India won’t be allowing driverless cars to navigate its busy streets anytime soon, according to the country’s minister for road transport and highways, Nitin Gadkari.
“No driverless cars will be allowed in India. The government is not going to promote any technology or policy that will make people jobless,” Gadkari said.
A ministry official confirmed the minister’s comments to CNN Money, but also said Gadkari was expressing his own opinion, not a set policy.
Gadkari cited India’s shortage of 2.2 million commercial drivers in his statement. To counter this dearth of drivers, the government plans to open 100 training facilities across the country to train 500,000 drivers in five years.
Uber, which operates in India to the consternation of the country’s traditional taxi drivers, is currently testing self-driving cars in America. Uber’s long term goal is to build an autonomous fleet of vehicles to pick up and drop off passengers. The company has faced heat from taxi drivers, who often can’t compete with the company’s low fares, as well as Uber drivers themselves, who went on strike last February for better pay. It also faces stiff competition from home-grown ride-hailing company, Ola.
“Cab aggregators like Ola and Uber are making money by using our driving skills,” said Gadkari. “If cab aggregators think they can make more money by introducing technology like driverless cars and render people unemployed, the government is not going to allow it.”

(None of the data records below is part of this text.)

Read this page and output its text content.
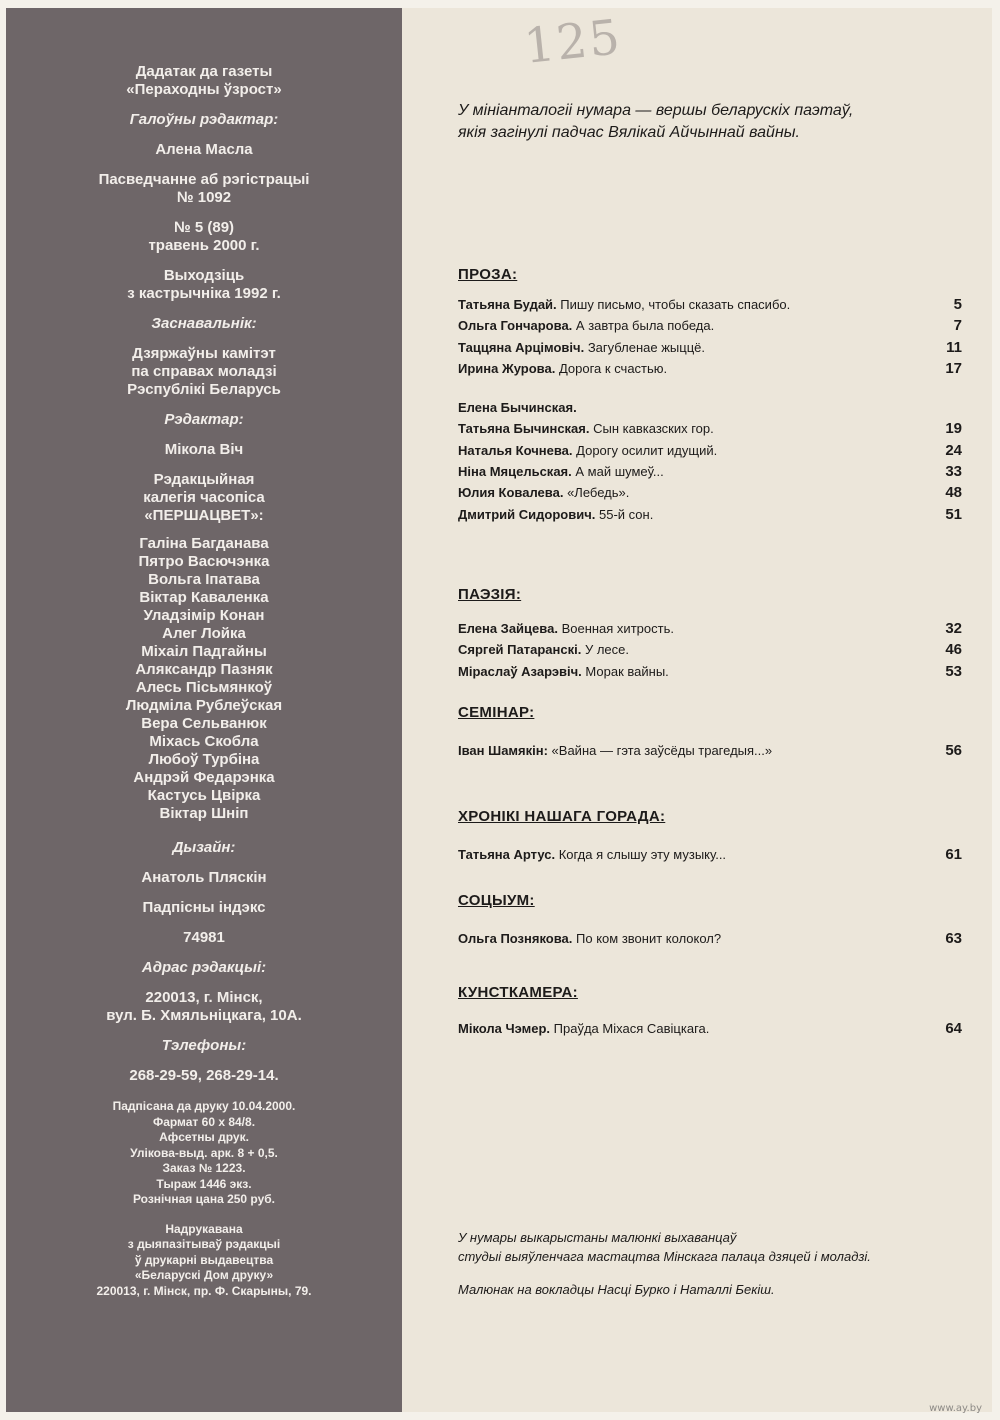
Дадатак да газеты
«Пераходны ўзрост»
Галоўны рэдактар:
Алена Масла
Пасведчанне аб рэгістрацыі
№ 1092
№ 5 (89)
травень 2000 г.
Выходзіць
з кастрычніка 1992 г.
Заснавальнік:
Дзяржаўны камітэт
па справах моладзі
Рэспублікі Беларусь
Рэдактар:
Мікола Віч
Рэдакцыйная
калегія часопіса
«ПЕРШАЦВЕТ»:
Галіна Багданава
Пятро Васючэнка
Вольга Іпатава
Віктар Каваленка
Уладзімір Конан
Алег Лойка
Міхаіл Падгайны
Аляксандр Пазняк
Алесь Пісьмянкоў
Людміла Рублеўская
Вера Сельванюк
Міхась Скобла
Любоў Турбіна
Андрэй Федарэнка
Кастусь Цвірка
Віктар Шніп
Дызайн:
Анатоль Пляскін
Падпісны індэкс
74981
Адрас рэдакцыі:
220013, г. Мінск,
вул. Б. Хмяльніцкага, 10А.
Тэлефоны:
268-29-59, 268-29-14.
Падпісана да друку 10.04.2000.
Фармат 60 х 84/8.
Афсетны друк.
Улікова-выд. арк. 8 + 0,5.
Заказ № 1223.
Тыраж 1446 экз.
Рознічная цана 250 руб.
Надрукавана
з дыяпазітываў рэдакцыі
ў друкарні выдавецтва
«Беларускі Дом друку»
220013, г. Мінск, пр. Ф. Скарыны, 79.
125
У мініанталогіі нумара — вершы беларускіх паэтаў,
якія загінулі падчас Вялікай Айчыннай вайны.
ПРОЗА:
Татьяна Будай. Пишу письмо, чтобы сказать спасибо.	5
Ольга Гончарова. А завтра была победа.	7
Таццяна Арцімовіч. Загубленае жыццё.	11
Ирина Журова. Дорога к счастью.	17
Елена Бычинская.
Татьяна Бычинская. Сын кавказских гор.	19
Наталья Кочнева. Дорогу осилит идущий.	24
Ніна Мяцельская. А май шумеў...	33
Юлия Ковалева. «Лебедь».	48
Дмитрий Сидорович. 55-й сон.	51
ПАЭЗІЯ:
Елена Зайцева. Военная хитрость.	32
Сяргей Патаранскі. У лесе.	46
Міраслаў Азарэвіч. Морак вайны.	53
СЕМІНАР:
Іван Шамякін: «Вайна — гэта заўсёды трагедыя...»	56
ХРОНІКІ НАШАГА ГОРАДА:
Татьяна Артус. Когда я слышу эту музыку...	61
СОЦЫУМ:
Ольга Познякова. По ком звонит колокол?	63
КУНСТКАМЕРА:
Мікола Чэмер. Праўда Міхася Савіцкага.	64
У нумары выкарыстаны малюнкі выхаванцаў
студыі выяўленчага мастацтва Мінскага палаца дзяцей і моладзі.
Малюнак на вокладцы Насці Бурко і Наталлі Бекіш.
www.ay.by
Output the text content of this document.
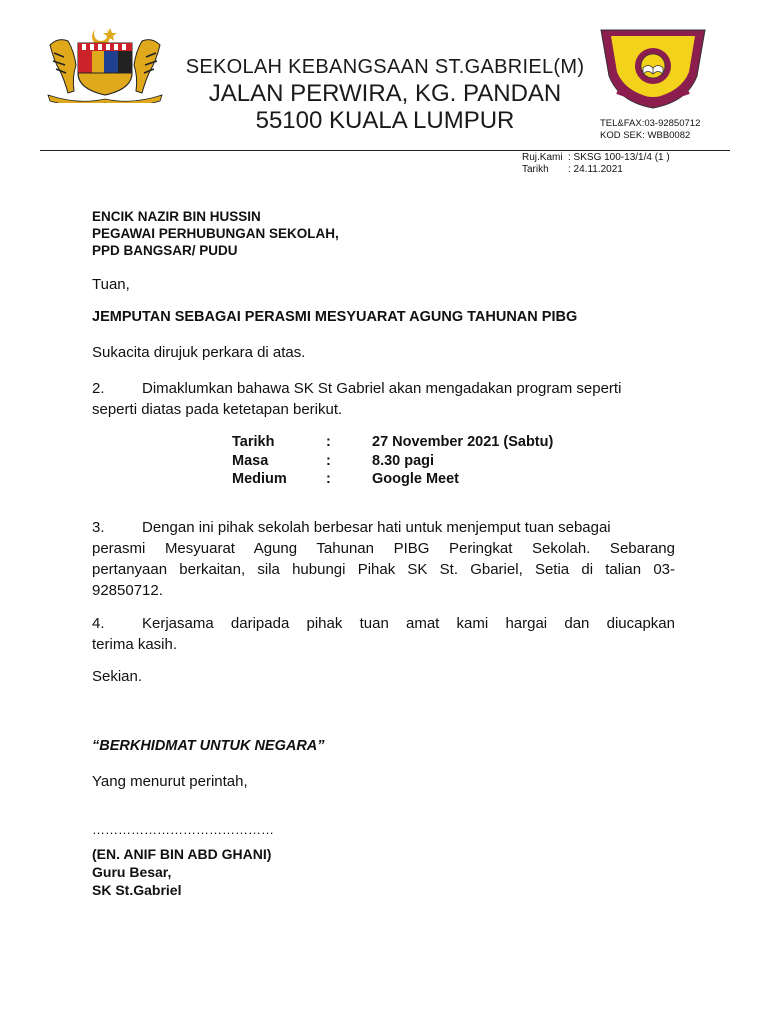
SEKOLAH KEBANGSAAN ST.GABRIEL(M)
JALAN PERWIRA, KG. PANDAN
55100 KUALA LUMPUR	TEL&FAX:03-92850712
KOD SEK: WBB0082
Ruj.Kami : SKSG 100-13/1/4 (1 )
Tarikh : 24.11.2021
ENCIK NAZIR BIN HUSSIN
PEGAWAI PERHUBUNGAN SEKOLAH,
PPD BANGSAR/ PUDU
Tuan,
JEMPUTAN SEBAGAI PERASMI MESYUARAT AGUNG TAHUNAN PIBG
Sukacita dirujuk perkara di atas.
2. Dimaklumkan bahawa SK St Gabriel akan mengadakan program seperti
seperti diatas pada ketetapan berikut.
Tarikh	:	27 November 2021 (Sabtu)
Masa	:	8.30 pagi
Medium	:	Google Meet
3. Dengan ini pihak sekolah berbesar hati untuk menjemput tuan sebagai
perasmi Mesyuarat Agung Tahunan PIBG Peringkat Sekolah. Sebarang
pertanyaan berkaitan, sila hubungi Pihak SK St. Gbariel, Setia di talian 03-
92850712.
4.	Kerjasama daripada pihak tuan amat kami hargai dan diucapkan
terima kasih.
Sekian.
“BERKHIDMAT UNTUK NEGARA”
Yang menurut perintah,
……………………………………
(EN. ANIF BIN ABD GHANI)
Guru Besar,
SK St.Gabriel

Currently, tech firms and automakers like Tesla, GM, Google, Volvo, and more are all racing to bring self-driving cars to roads across the country and the world. India doesn’t have any major companies testing self-driving cars in the country. In any case, the country’s congested and chaotic roads are difficult for autonomous cars to safely navigate at this stage.
The government has, however, invited Tesla to use it as the company’s manufacturing hub to distribute electric cars to Asian markets. Tesla’s new mass-market Model 3, which has the hardware to support autonomous driving, will be released in India in the near future. Gadkari’s resistance to the technology may mean Tesla’s Autopilot software will not be available for Indian customers to use at the same time customers in other countries have access to the full self-driving capability of the car.
Indian congressman Gaurav Pandhi tweeted in response to Gadkari’s remarks: “The BJP (Bharatiya Janata Party) said the same when Rajiv Gandhi talked about introducing computers to India. They haven’t really changed.”